Greenan wrote that she found this interesting so she began peppering them with questions. “‘We are Republicans because Republicans are friends with Israel,’ says the girl.” From the guy: “‘We are also Republican because there is more fiscal responsibility.’”

Democrats insert joke/criticism of GOP policies here.

“We discussed what being an Orthodox Jew means to them, the generalizations and stereotypes Jews receive, and the differences between types of Jews. All of this affects their political beliefs they say.”

When asked about statistics on the topic, Greenan couldn’t offer any other than her eavesdropping Metro ride. “I haven’t actually done any research on it, but I know it exists. It’s a trend that you know that’s taking place right now.”

Greenan insists that her story-finding mission is “totally independent” from her work for Northup and that a story like this would not benefit Northup in any way.

“I have a reporting background,” she says, explaining that she graduated last August with a master’s degree in broadcast journalism from Syracuse University. “Even when I’m not working I just ask questions and do this kind of thing.”

Greenan says that she makes it a practice to listen to other people’s conversations on the Metro — and that she believes stories can be discovered this way. And then she passes them along to Capitol Hill reporters.

Greenan later sent two articles to support her contention, one an article posted in 2003 on WorldNetDaily titled “Jewish support for GOP grows” and another 2003 article from the Jerusalem Center for Public Affairs titled “Are American Jews Becoming Republican? Insights into Jewish Political Behavior.”



Sighting: Hagel can’t resist a good dessert or two

When it comes to sweets, Sen. Chuck Hagel (R-Neb.) likes to be helpful. The senator was spotted dining at Le Refuge, a quaint French restaurant in the heart of Old Town Alexandria last Saturday night with his wife, Lilibet, and 13-year-old son, Ziller.

According to an ITK spy at the next table, Hagel and his dinner companions enjoyed a pleasant, low-key meal. At one point the senator wasn’t getting five-star service and, instead of making a scene, got up and quietly sought the waiter’s attention.

For dessert, Hagel opted for vanilla ice cream with chocolate syrup and nuts while his wife chose the restaurant’s signature dish, profiteroles, a delightful display of chocolate, whipped cream and pastry. Though his wife and son ordered separate desserts, Hagel decided to take the advice one gets on an airplane. First he finished off his own dessert, and then polished off his son’s peach melba.

“Senator Hagel did help him finish it,” confirmed Hagel’s communications director, Mike Buttry. “I think he likes desserts like everyone else.”



Announcements

NRCC press secretary to wed Portland real-estate broker

Jonathan Collegio, press secretary at the National Republican Congressional Committee, is scheduled to marry Rebecca Grammer, a Portland real-estate broker, on Sunday in Carlton, Ore.

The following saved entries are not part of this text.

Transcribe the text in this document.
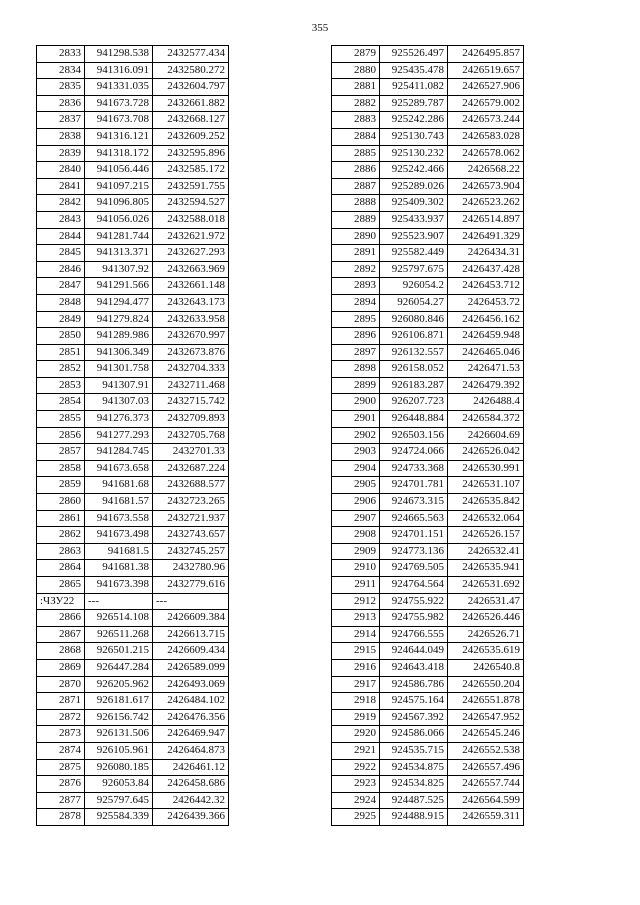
355
2833	941298.538	2432577.434
2834	941316.091	2432580.272
2835	941331.035	2432604.797
2836	941673.728	2432661.882
2837	941673.708	2432668.127
2838	941316.121	2432609.252
2839	941318.172	2432595.896
2840	941056.446	2432585.172
2841	941097.215	2432591.755
2842	941096.805	2432594.527
2843	941056.026	2432588.018
2844	941281.744	2432621.972
2845	941313.371	2432627.293
2846	941307.92	2432663.969
2847	941291.566	2432661.148
2848	941294.477	2432643.173
2849	941279.824	2432633.958
2850	941289.986	2432670.997
2851	941306.349	2432673.876
2852	941301.758	2432704.333
2853	941307.91	2432711.468
2854	941307.03	2432715.742
2855	941276.373	2432709.893
2856	941277.293	2432705.768
2857	941284.745	2432701.33
2858	941673.658	2432687.224
2859	941681.68	2432688.577
2860	941681.57	2432723.265
2861	941673.558	2432721.937
2862	941673.498	2432743.657
2863	941681.5	2432745.257
2864	941681.38	2432780.96
2865	941673.398	2432779.616
:ЧЗУ22	---	---
2866	926514.108	2426609.384
2867	926511.268	2426613.715
2868	926501.215	2426609.434
2869	926447.284	2426589.099
2870	926205.962	2426493.069
2871	926181.617	2426484.102
2872	926156.742	2426476.356
2873	926131.506	2426469.947
2874	926105.961	2426464.873
2875	926080.185	2426461.12
2876	926053.84	2426458.686
2877	925797.645	2426442.32
2878	925584.339	2426439.366
2879	925526.497	2426495.857
2880	925435.478	2426519.657
2881	925411.082	2426527.906
2882	925289.787	2426579.002
2883	925242.286	2426573.244
2884	925130.743	2426583.028
2885	925130.232	2426578.062
2886	925242.466	2426568.22
2887	925289.026	2426573.904
2888	925409.302	2426523.262
2889	925433.937	2426514.897
2890	925523.907	2426491.329
2891	925582.449	2426434.31
2892	925797.675	2426437.428
2893	926054.2	2426453.712
2894	926054.27	2426453.72
2895	926080.846	2426456.162
2896	926106.871	2426459.948
2897	926132.557	2426465.046
2898	926158.052	2426471.53
2899	926183.287	2426479.392
2900	926207.723	2426488.4
2901	926448.884	2426584.372
2902	926503.156	2426604.69
2903	924724.066	2426526.042
2904	924733.368	2426530.991
2905	924701.781	2426531.107
2906	924673.315	2426535.842
2907	924665.563	2426532.064
2908	924701.151	2426526.157
2909	924773.136	2426532.41
2910	924769.505	2426535.941
2911	924764.564	2426531.692
2912	924755.922	2426531.47
2913	924755.982	2426526.446
2914	924766.555	2426526.71
2915	924644.049	2426535.619
2916	924643.418	2426540.8
2917	924586.786	2426550.204
2918	924575.164	2426551.878
2919	924567.392	2426547.952
2920	924586.066	2426545.246
2921	924535.715	2426552.538
2922	924534.875	2426557.496
2923	924534.825	2426557.744
2924	924487.525	2426564.599
2925	924488.915	2426559.311
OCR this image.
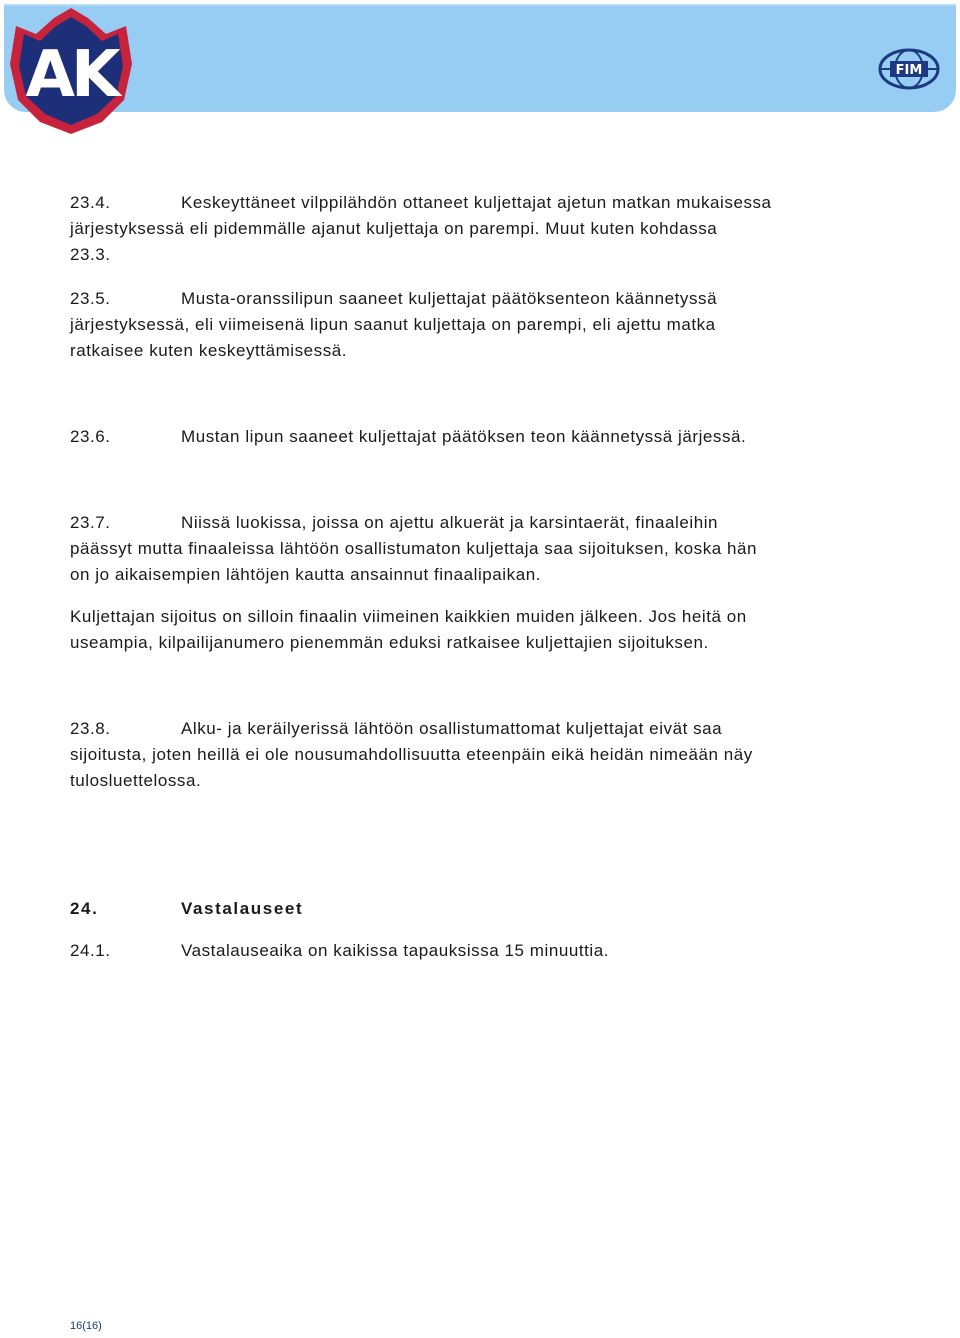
AK	FIM

23.4.	Keskeyttäneet vilppilähdön ottaneet kuljettajat ajetun matkan mukaisessa
järjestyksessä eli pidemmälle ajanut kuljettaja on parempi. Muut kuten kohdassa
23.3.

23.5.	Musta-oranssilipun saaneet kuljettajat päätöksenteon käännetyssä
järjestyksessä, eli viimeisenä lipun saanut kuljettaja on parempi, eli ajettu matka
ratkaisee kuten keskeyttämisessä.

23.6.	Mustan lipun saaneet kuljettajat päätöksen teon käännetyssä järjessä.

23.7.	Niissä luokissa, joissa on ajettu alkuerät ja karsintaerät, finaaleihin
päässyt mutta finaaleissa lähtöön osallistumaton kuljettaja saa sijoituksen, koska hän
on jo aikaisempien lähtöjen kautta ansainnut finaalipaikan.

Kuljettajan sijoitus on silloin finaalin viimeinen kaikkien muiden jälkeen. Jos heitä on
useampia, kilpailijanumero pienemmän eduksi ratkaisee kuljettajien sijoituksen.

23.8.	Alku- ja keräilyerissä lähtöön osallistumattomat kuljettajat eivät saa
sijoitusta, joten heillä ei ole nousumahdollisuutta eteenpäin eikä heidän nimeään näy
tulosluettelossa.

24.	Vastalauseet

24.1.	Vastalauseaika on kaikissa tapauksissa 15 minuuttia.

16(16)
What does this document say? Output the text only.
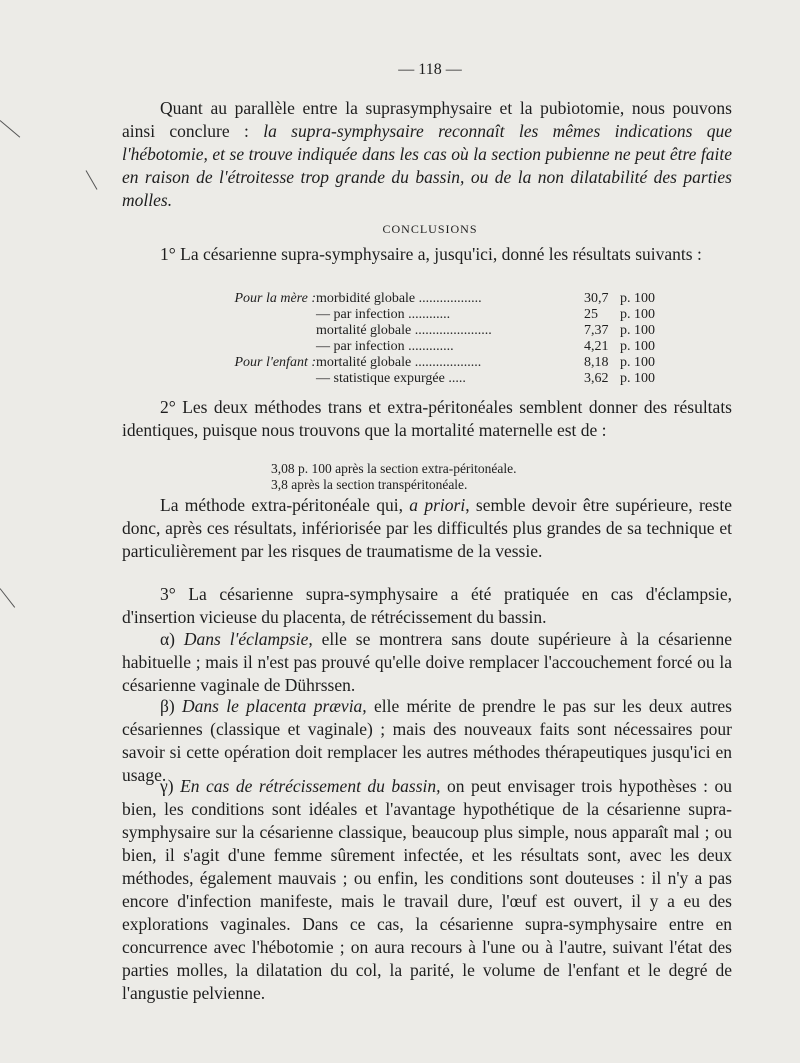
— 118 —

Quant au parallèle entre la suprasymphysaire et la pubiotomie, nous pouvons ainsi conclure : la supra-symphysaire reconnaît les mêmes indications que l'hébotomie, et se trouve indiquée dans les cas où la section pubienne ne peut être faite en raison de l'étroitesse trop grande du bassin, ou de la non dilatabilité des parties molles.

CONCLUSIONS

1° La césarienne supra-symphysaire a, jusqu'ici, donné les résultats suivants :

Pour la mère :	morbidité globale ..................	30,7	p. 100
	— par infection ............	25	p. 100
	mortalité globale ......................	7,37	p. 100
	— par infection .............	4,21	p. 100
Pour l'enfant :	mortalité globale ...................	8,18	p. 100
	— statistique expurgée .....	3,62	p. 100

2° Les deux méthodes trans et extra-péritonéales semblent donner des résultats identiques, puisque nous trouvons que la mortalité maternelle est de :

3,08 p. 100 après la section extra-péritonéale.

3,8 après la section transpéritonéale.

La méthode extra-péritonéale qui, a priori, semble devoir être supérieure, reste donc, après ces résultats, infériorisée par les difficultés plus grandes de sa technique et particulièrement par les risques de traumatisme de la vessie.

3° La césarienne supra-symphysaire a été pratiquée en cas d'éclampsie, d'insertion vicieuse du placenta, de rétrécissement du bassin.

α) Dans l'éclampsie, elle se montrera sans doute supérieure à la césarienne habituelle ; mais il n'est pas prouvé qu'elle doive remplacer l'accouchement forcé ou la césarienne vaginale de Dührssen.

β) Dans le placenta prævia, elle mérite de prendre le pas sur les deux autres césariennes (classique et vaginale) ; mais des nouveaux faits sont nécessaires pour savoir si cette opération doit remplacer les autres méthodes thérapeutiques jusqu'ici en usage.

γ) En cas de rétrécissement du bassin, on peut envisager trois hypothèses : ou bien, les conditions sont idéales et l'avantage hypothétique de la césarienne supra-symphysaire sur la césarienne classique, beaucoup plus simple, nous apparaît mal ; ou bien, il s'agit d'une femme sûrement infectée, et les résultats sont, avec les deux méthodes, également mauvais ; ou enfin, les conditions sont douteuses : il n'y a pas encore d'infection manifeste, mais le travail dure, l'œuf est ouvert, il y a eu des explorations vaginales. Dans ce cas, la césarienne supra-symphysaire entre en concurrence avec l'hébotomie ; on aura recours à l'une ou à l'autre, suivant l'état des parties molles, la dilatation du col, la parité, le volume de l'enfant et le degré de l'angustie pelvienne.
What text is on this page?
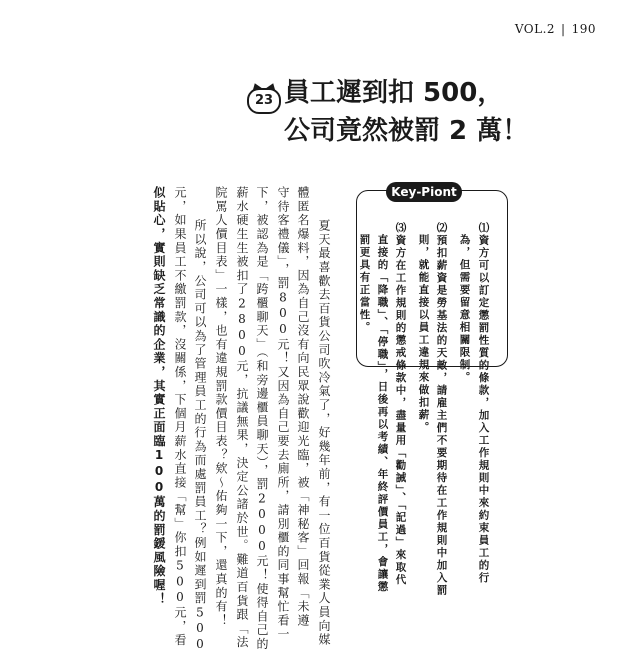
VOL.2 | 190
23 員工遲到扣 500，
公司竟然被罰 2 萬！
Key-Piont
⑴資方可以訂定懲罰性質的條款，加入工作規則中來約束員工的行
為，但需要留意相關限制。
⑵預扣薪資是勞基法的天敵，請雇主們不要期待在工作規則中加入罰
則，就能直接以員工違規來做扣薪。
⑶資方在工作規則的懲戒條款中，盡量用「勸誡」、「記過」來取代
直接的「降職」、「停職」，日後再以考績、年終評價員工，會讓懲
罰更具有正當性。
夏天最喜歡去百貨公司吹冷氣了，好幾年前，有一位百貨從業人員向媒
體匿名爆料，因為自己沒有向民眾說歡迎光臨，被「神秘客」回報「未遵
守待客禮儀」，罰800元！又因為自己要去廁所，請別櫃的同事幫忙看一
下，被認為是「跨櫃聊天」（和旁邊櫃員聊天），罰2000元！使得自己的
薪水硬生生被扣了2800元，抗議無果，決定公諸於世。難道百貨跟「法
院罵人價目表」一樣，也有違規罰款價目表？欸～佑夠一下，還真的有！
所以說，公司可以為了管理員工的行為而處罰員工？例如遲到罰500
元，如果員工不繳罰款，沒關係，下個月薪水直接「幫」你扣500元，看
似貼心，實則缺乏常識的企業，其實正面臨100萬的罰鍰風險喔！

Because of their respective jobs and the heat of campaign season, the pair will begin their marriage at a distance.

“It’s a long-distance engagement and we’ll have a long-distance marriage at least in the short term through the election,” Collegio said.

Collegio and Grammer, both 30, attended the same high school in Medford, Ore., and their parents come from Jacksonville, Ore. The couple did not date during high school but re-met at their 10-year reunion in 2004.

“She was the most beautiful girl at the reunion, and I couldn’t help but ask her out,” Collegio said.

As luck would have it, after the reunion Collegio was working on the congressional campaign of Goli Ameri and Grammer’s home was two miles away from the campaign office, which facilitated their courtship. Ameri lost to Rep. David Wu (D-Ore.), but no matter; the couple remained intact.

They plan to honeymoon at a resort in Oregon’s Cascade mountains.